I’ve prayed my own prayers, and, against all odds, God has come through with resolutions to situations that seemed impossible. He has filled my life with love and delight, my cup really does overflow.

But I’ve also prayed in situations when I was sure, oh so sure that God was going to make it right, make me better, make someone else better, resolve the conflict… you name it I’ve prayed it at some time… and God has sometimes seemed inexplicably silent.

But I know he’s not a silent God, nor an unloving God. I know He loves me, I know he really is all powerful…

So why?

I highly recommend Peter Greig’s book ’God On Mute’, an extraordinarily honest account of his and his wife Samie’s fight, initially for her life and later for a positive outcome after diagnosis of a debilitating brain tumour … I read about Peter and Samie’s ongoing battle with her illness, and with God’s response to their prayers for her recovery. There were times when answer to prayer seemed starkly absent, but there were also times when palpable change in a given situation was immediate and astonishing. For them, the battle, both spiritually and medically would appear to be ongoing. And yet in spite of the set-backs, Peter and Samie appear to be clear: in their lives, God is real, ever present, loving and all powerful.

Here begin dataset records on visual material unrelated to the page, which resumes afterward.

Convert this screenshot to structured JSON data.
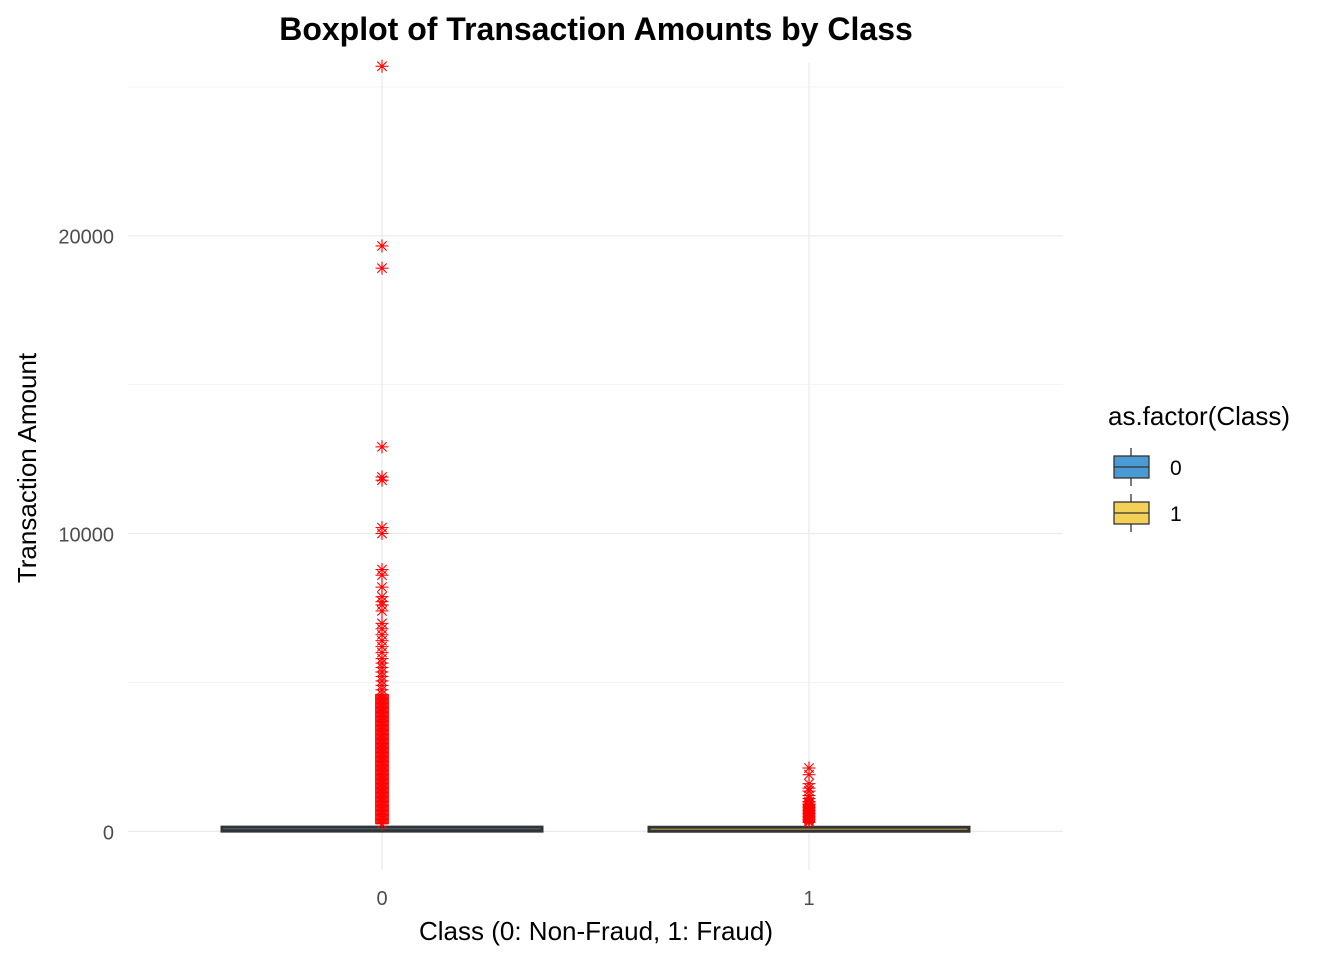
{
  "chart_data": {
    "type": "boxplot",
    "title": "Boxplot of Transaction Amounts by Class",
    "xlabel": "Class (0: Non-Fraud, 1: Fraud)",
    "ylabel": "Transaction Amount",
    "categories": [
      "0",
      "1"
    ],
    "ylim": [
      -1300,
      25800
    ],
    "y_ticks": [
      0,
      10000,
      20000
    ],
    "y_tick_labels": [
      "0",
      "10000",
      "20000"
    ],
    "grid": true,
    "legend": {
      "title": "as.factor(Class)",
      "placement": "right",
      "entries": [
        {
          "label": "0",
          "color": "#4a9bd4"
        },
        {
          "label": "1",
          "color": "#f3d158"
        }
      ]
    },
    "boxes": [
      {
        "category": "0",
        "fill": "#4a9bd4",
        "min": 0,
        "q1": 5.6,
        "median": 22,
        "q3": 77,
        "whisker_high": 185
      },
      {
        "category": "1",
        "fill": "#f3d158",
        "min": 0,
        "q1": 1,
        "median": 9.25,
        "q3": 105.9,
        "whisker_high": 260
      }
    ],
    "outlier_color": "#ff0000",
    "outliers": [
      {
        "category": "0",
        "values": [
          25691,
          19656,
          18910,
          12910,
          11898,
          11790,
          10199,
          10000,
          8790,
          8600,
          8200,
          7880,
          7712,
          7600,
          7400,
          6982,
          6800,
          6600,
          6400,
          6200,
          6000,
          5800,
          5650,
          5500,
          5350,
          5200,
          5050,
          4900,
          4750,
          4600,
          4450,
          4300,
          4150,
          4000,
          3850,
          3700,
          3550,
          3400,
          3250,
          3100,
          2950,
          2800,
          2650,
          2500,
          2350,
          2200,
          2050,
          1900,
          1750,
          1600,
          1450,
          1300,
          1150,
          1000,
          850,
          700,
          550,
          400,
          250
        ]
      },
      {
        "category": "1",
        "values": [
          2125,
          1900,
          1600,
          1450,
          1350,
          1200,
          1100,
          1000,
          950,
          900,
          850,
          800,
          750,
          700,
          650,
          600,
          550,
          500,
          450,
          400,
          350,
          300
        ]
      }
    ]
  }
}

Peter mentioned that even in the most desperate times when they were imploring God for seemingly unforthcoming results, there was peace. God’s love. His presence.

And then there’s Nick Vujicic, who was born completely without arms or legs. He suffered humiliation, bullying and a sense of hopelessness. He was suicidal at the age of ten and who can blame him? But when God breathed on him, his life was changed… Nope, still no arms or legs… but read the book, see the Youtube clips, listen to the guy speak… He was most certainly set free through the power of Jesus Christ. His healing took another form, but it was just as real.

And also, looking back at some of the times when Kevin’s and my son, James, was very ill as a baby, when we felt frightened, exhausted and totally deserted by God; it was some years later that we were able to look back and recognise that at those times when life seemed impossible, He was actually taking extraordinary care of us, bringing amazing people and extraordinary situations to help us through until James became the healthy chap he is much closer to being today.

This is a bit of a big issue to try addressing in my blog so please forgive me, but this is the point I’ve come to at the moment:

… What if when we pray, it simply allows God to pour His Holy Spirit upon us? To breathe on us. So there is always an answer, because although he might not press the button that makes the problem go away, His breath will do something. Whether it be to ease pain, open doors, bring peace, bring healing or simply bring the reassurance of His presence. The more we pray, the more Breath comes.

And that breath does more than make the difference that will make suffering endurable, it makes the difference that will set us free.